Mumbai: International handset giant Nokia of Finland has retained the top slot in the Indian GSM (Global System for Mobile Communications) market, with a 79-per cent share, according to the annual TNS CellTrack 2006 study.

South Korean major LG has emerged market leader in the CDMA(Code Division Multiple Access) market, with a 49-per cent share (as against 43 per cent last year).

US handset maker Motorola doubled its share in the GSM market to seven per cent, while Samsung of South Korea, saw its share decline to four per cent from six in 2005.

Samsung also saw a sharp decline in its market share in CDMA handsets, from 17 per cent to eight per cent, while Motorola''s share fell from 12 per cent to four per cent.

Nokia had recently announced plans to set up a design facility in Bangalore. India will emerge as the second-largest market in the world for Nokia by 2010, when there would be an estimated four billion mobile phone subscribers around the world, about half of them in the Asia-Pacific region, including India and China.

The Asia-Pacific region would account for half of Nokia''s global sales shortly. The company already has a manufacturing unit in Chennai, where it has a capacity to produce 20 million handsets annually.

Companies like Nokia see tremendous scope in the replacement market in India, which today accounts for 65 per cent of total handset sales. It is expected to rise to 90 per cent by 2010.
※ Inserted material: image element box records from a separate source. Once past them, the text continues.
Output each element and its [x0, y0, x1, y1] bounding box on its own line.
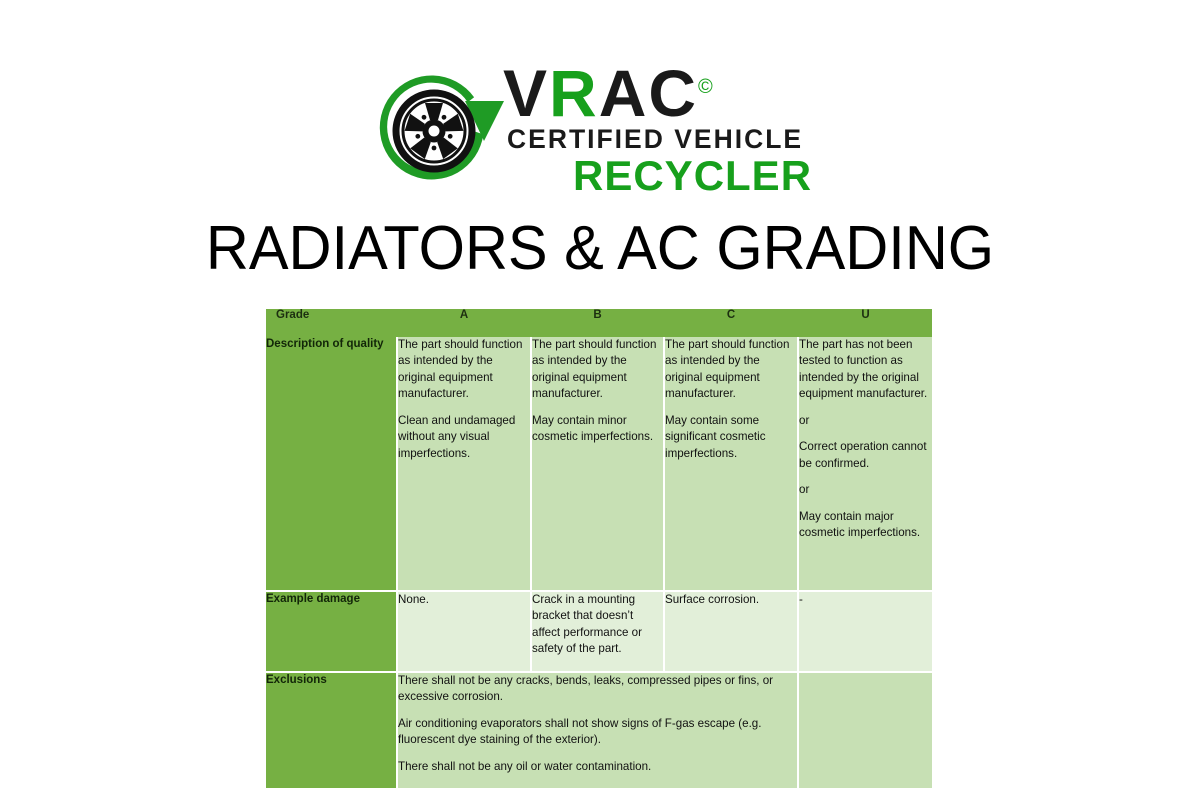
cell-paragraph: Correct operation cannot be confirmed. [799, 439, 932, 472]
table-row-exclusions: Exclusions There shall not be any cracks… [266, 673, 932, 790]
table-header-row: Grade A B C U [266, 309, 932, 337]
logo-letters-ac: AC [599, 56, 698, 130]
cell-paragraph: The part has not been tested to function… [799, 337, 932, 403]
header-grade-label: Grade [266, 309, 398, 337]
cell-paragraph: or [799, 482, 932, 498]
cell-paragraph: Crack in a mounting bracket that doesn’t… [532, 592, 663, 658]
cell-paragraph: The part should function as intended by … [665, 337, 797, 403]
grading-table: Grade A B C U Description of quality The… [266, 309, 932, 790]
logo-letter-r: R [549, 56, 599, 130]
row-label-exclusions: Exclusions [266, 673, 398, 790]
cell-paragraph: Clean and undamaged without any visual i… [398, 413, 530, 462]
cell-example-damage-a: None. [398, 592, 532, 673]
logo-tagline: CERTIFIED VEHICLE [507, 124, 803, 155]
cell-paragraph: None. [398, 592, 530, 608]
recycling-wheel-icon [370, 63, 510, 193]
cell-paragraph: May contain major cosmetic imperfections… [799, 509, 932, 542]
logo-letter-v: V [503, 56, 549, 130]
row-label-example-damage: Example damage [266, 592, 398, 673]
logo-wordmark: VRAC© CERTIFIED VEHICLE RECYCLER [503, 58, 843, 198]
cell-paragraph: or [799, 413, 932, 429]
cell-description-b: The part should function as intended by … [532, 337, 665, 592]
cell-description-c: The part should function as intended by … [665, 337, 799, 592]
cell-paragraph: There shall not be any oil or water cont… [398, 759, 797, 775]
cell-paragraph: The part should function as intended by … [532, 337, 663, 403]
cell-description-u: The part has not been tested to function… [799, 337, 932, 592]
page-title: RADIATORS & AC GRADING [24, 218, 1176, 280]
header-grade-c: C [665, 309, 799, 337]
cell-description-a: The part should function as intended by … [398, 337, 532, 592]
cell-exclusions-merged: There shall not be any cracks, bends, le… [398, 673, 799, 790]
cell-paragraph: Surface corrosion. [665, 592, 797, 608]
cell-example-damage-u: - [799, 592, 932, 673]
vrac-logo: VRAC© CERTIFIED VEHICLE RECYCLER [370, 58, 840, 198]
cell-paragraph: Air conditioning evaporators shall not s… [398, 716, 797, 749]
cell-exclusions-u [799, 673, 932, 790]
cell-paragraph: - [799, 592, 932, 608]
cell-paragraph: The part should function as intended by … [398, 337, 530, 403]
cell-paragraph: May contain some significant cosmetic im… [665, 413, 797, 462]
logo-subtitle: RECYCLER [573, 152, 812, 200]
row-label-description-of-quality: Description of quality [266, 337, 398, 592]
header-grade-u: U [799, 309, 932, 337]
copyright-icon: © [698, 76, 713, 98]
cell-paragraph: There shall not be any cracks, bends, le… [398, 673, 797, 706]
header-grade-b: B [532, 309, 665, 337]
cell-paragraph: May contain minor cosmetic imperfections… [532, 413, 663, 446]
logo-vrac-text: VRAC© [503, 60, 713, 126]
table-row-description-of-quality: Description of quality The part should f… [266, 337, 932, 592]
cell-example-damage-c: Surface corrosion. [665, 592, 799, 673]
table-row-example-damage: Example damage None. Crack in a mounting… [266, 592, 932, 673]
cell-example-damage-b: Crack in a mounting bracket that doesn’t… [532, 592, 665, 673]
header-grade-a: A [398, 309, 532, 337]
India, which is one of the fastest growing mobile phone markets in the world, is expected to have 500 million cell phone users by 2010. According to the government''s Vision 2010, 85 per cent of the country''s geographical area would get cellular coverage by the end of 2007, and total phone connections would add up to about 250 million.

The telecommunications network currently covers about 40 per cent of India''s geographical area. In early 2007, India will emerge as the third-largest mobile phone market in the world, overtaking Russia.

China and the US are the world''s top two cell phone markets.

India had 136 mobile phone subscribers in November, and every month about seven to eight million new subscribers are being added. Russia has 152 million subscribers at present, but just around 2 million new users are added every month.

India''s GSM base crossed the 100-million-mark in November, making it the third largest GSM market in the world, after China and Russia. During 2007, an average of 10 million new subscribers are likely to be signed up every month in India.